Cognitive disorders such as schizophrenia, bipolar disorder and major recurrent depression create an enormous burden on those who suffer from them as well as on their families. Moreover, these disorders affect a significant portion of the U.S. population, resulting in a staggering economic burden on the nation’s health care system. Vulnerability to these disorders tends to run in families, indicating a genetic component. However, it appears that the underlying genetics is highly complex, and years of research have made little progress in understanding the specific genes associated with these various disorders. This is beginning to change - recent advances in genomic technologies provide powerful new tools that now make it possible to confront and unravel the genetic complexity of these disorders. With these tools and technology in hand, we are now poised to better diagnose and treat schizophrenia, bipolar disorder, major depression and other cognitive disorders.
Scientists at the Stanley Institute for Cognitive Genomics are using these state-of-the-art genomics technologies to identify genetic variants contributing to these disorders. Working with collaborators in the U.S., Scotland, Pakistan and Australia they are sequencing the complete genomes or protein-coding regions of the genomes from patients or entire families suffering from these disorders. The goal of these studies is to identify genetic variants to better diagnose these disorders and ultimately lead to personalized therapy for those suffering from these devastating disorders.

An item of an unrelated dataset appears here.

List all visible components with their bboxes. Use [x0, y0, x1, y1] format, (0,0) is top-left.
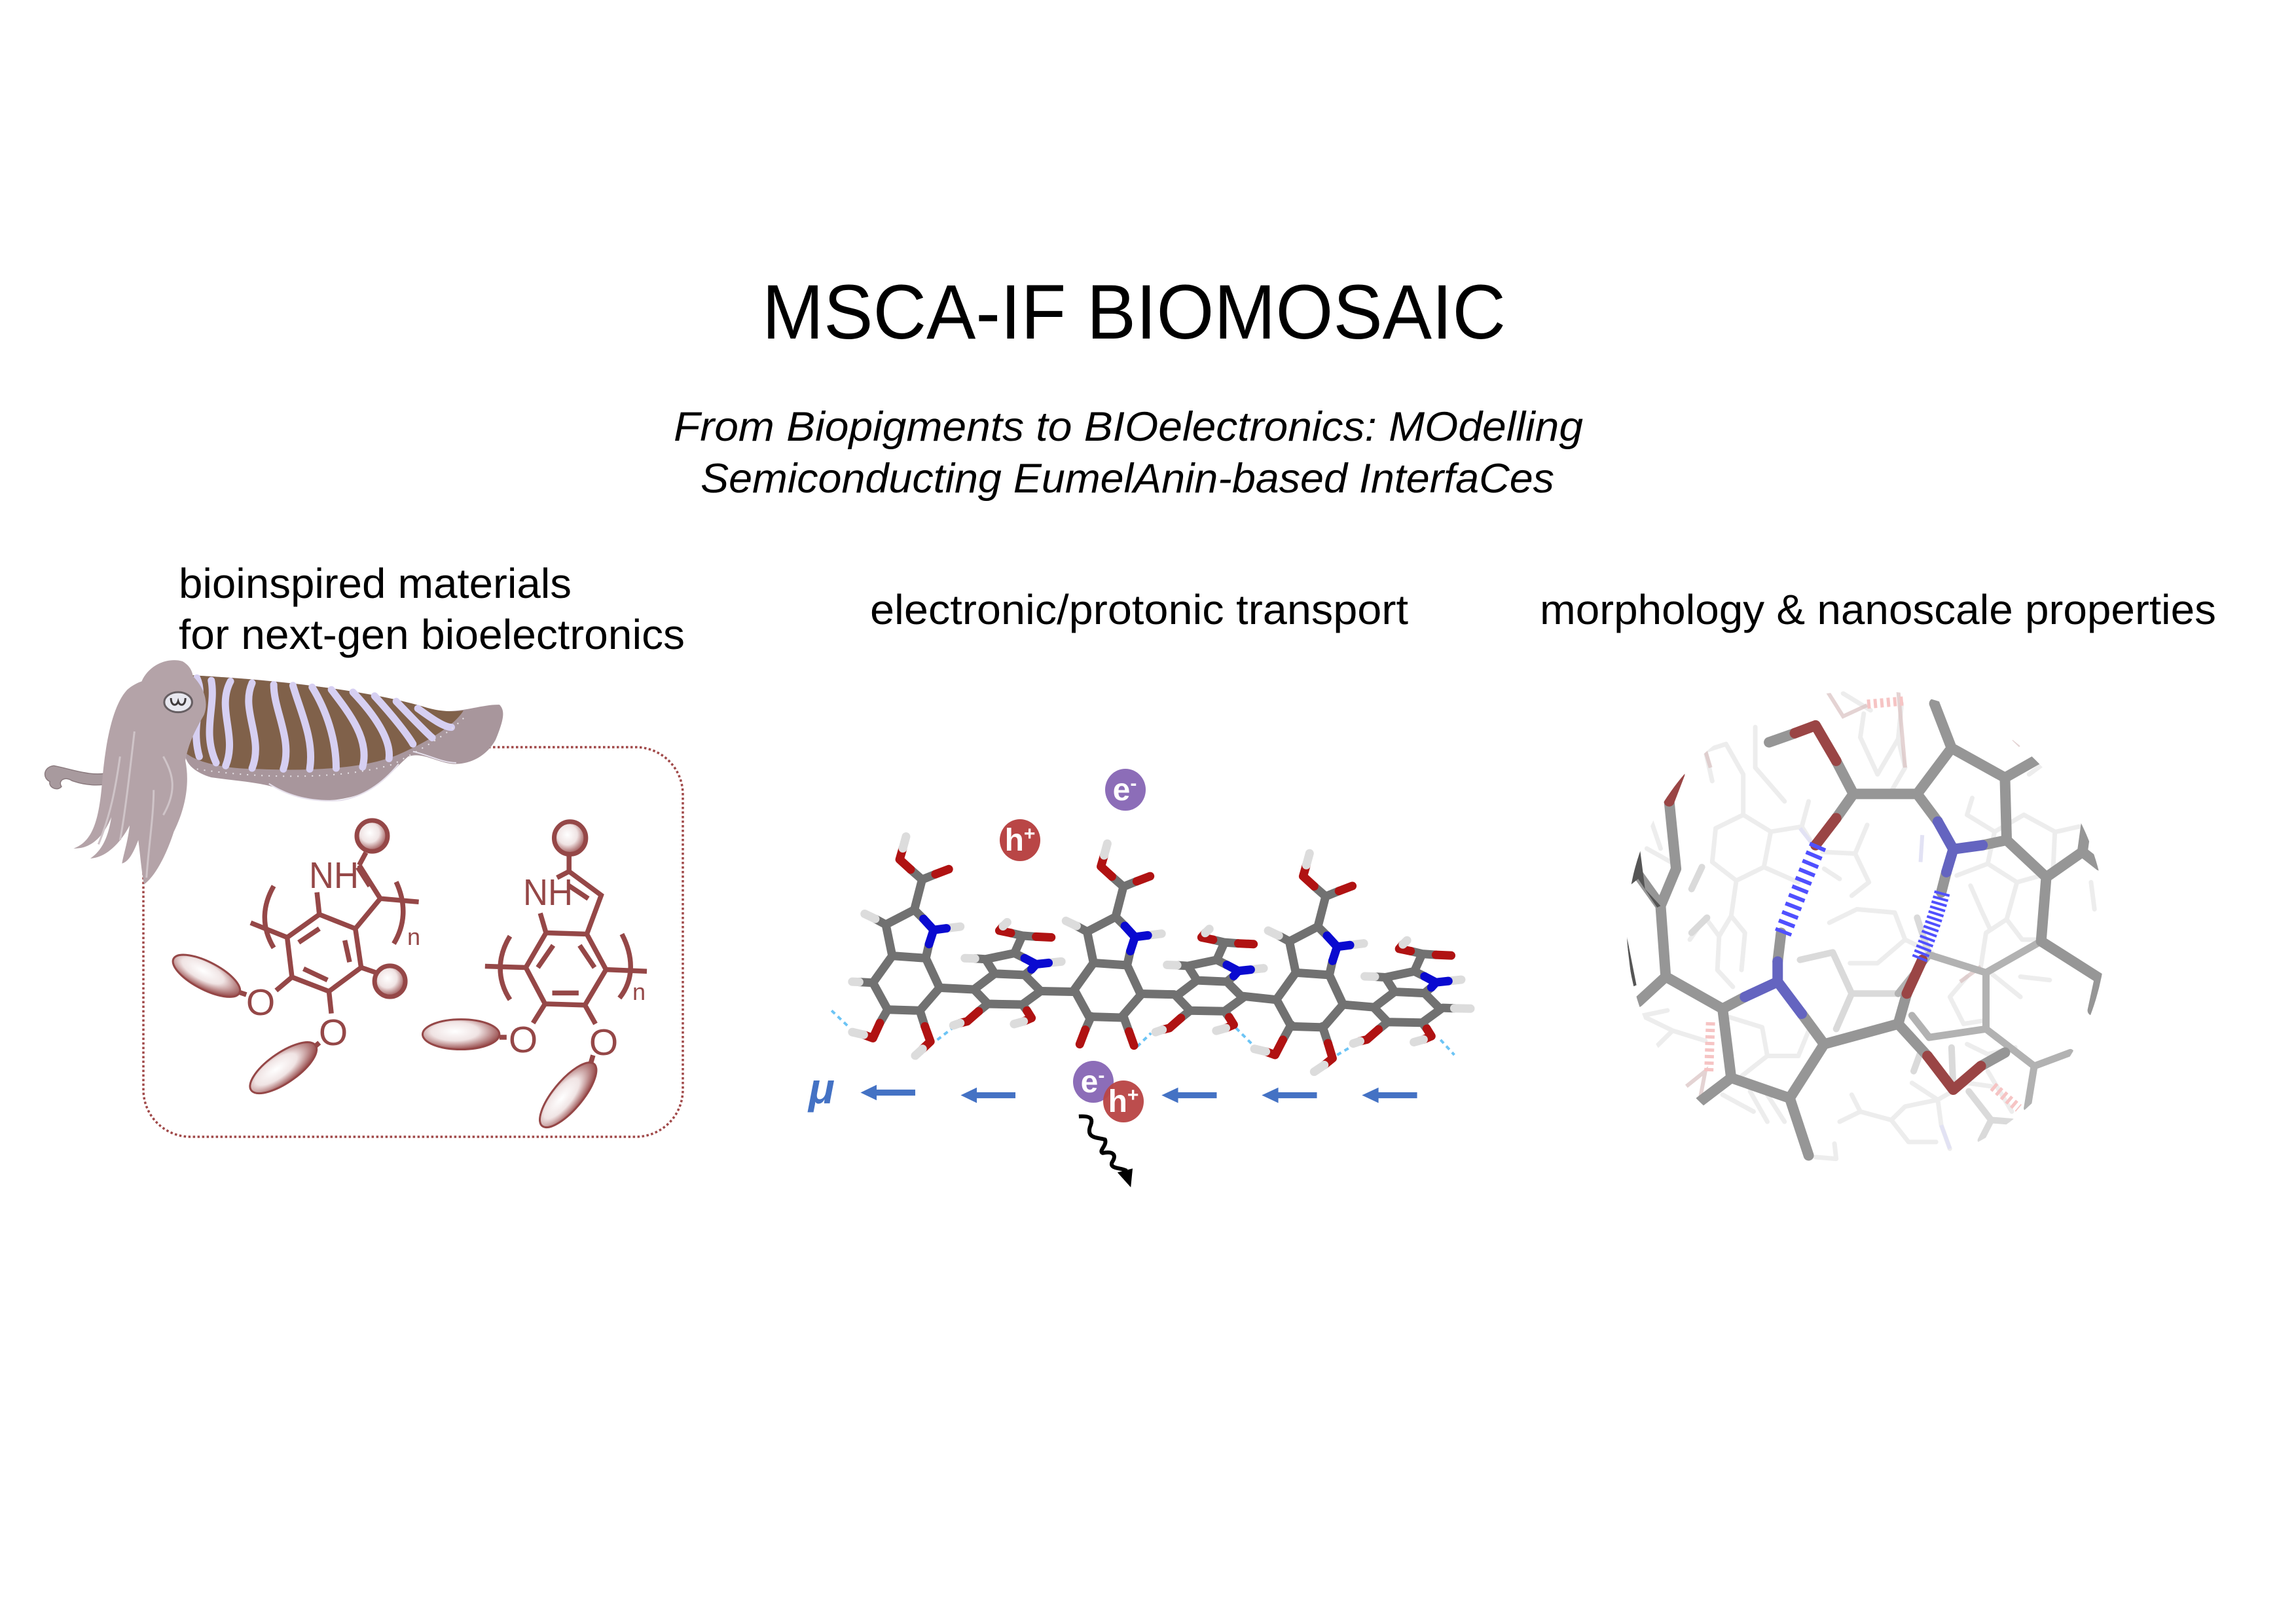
charge: hole top: +: [1024, 823, 1035, 845]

Work at the Stanley Institute for Cognitive Genomics at CSHL is funded by a generous gift from Theodore and Vada Stanley and the National Institute of Mental Health.Autism
In addition to work funded through the Stanley Institute, a substantial genomics effort funded largely by the Simons Foundation is focused on autism. These CSHL scientists are developing and employing new technologies and software to scan and analyze genomes in an effort to understand the genetics of autism. Discoveries at CSHL related to variations in human genome structure have been especially revealing. For example, recent work has brought to light the previously unrecognized importance of spontaneous gene copy-number variations (CNVs) in autism. In addition, statistical analysis of the incidence of autism in families has provided evidence for a “unified theory” of autism’s genetic basis, which helps to account, among other things, for the sharp gender skew in the distribution of autism spectrum disorders. Also, work by this group has developed the first mouse model harboring one of the most common structural variations associated with autism, a deletion on chromosome 16. As this work continues, additional information concerning the genetic basis of autism as well as new phenotypic studies resulting from these innovative mouse models will illuminate our understanding of this disorder, allowing for potential improvements in diagnosis and treatment.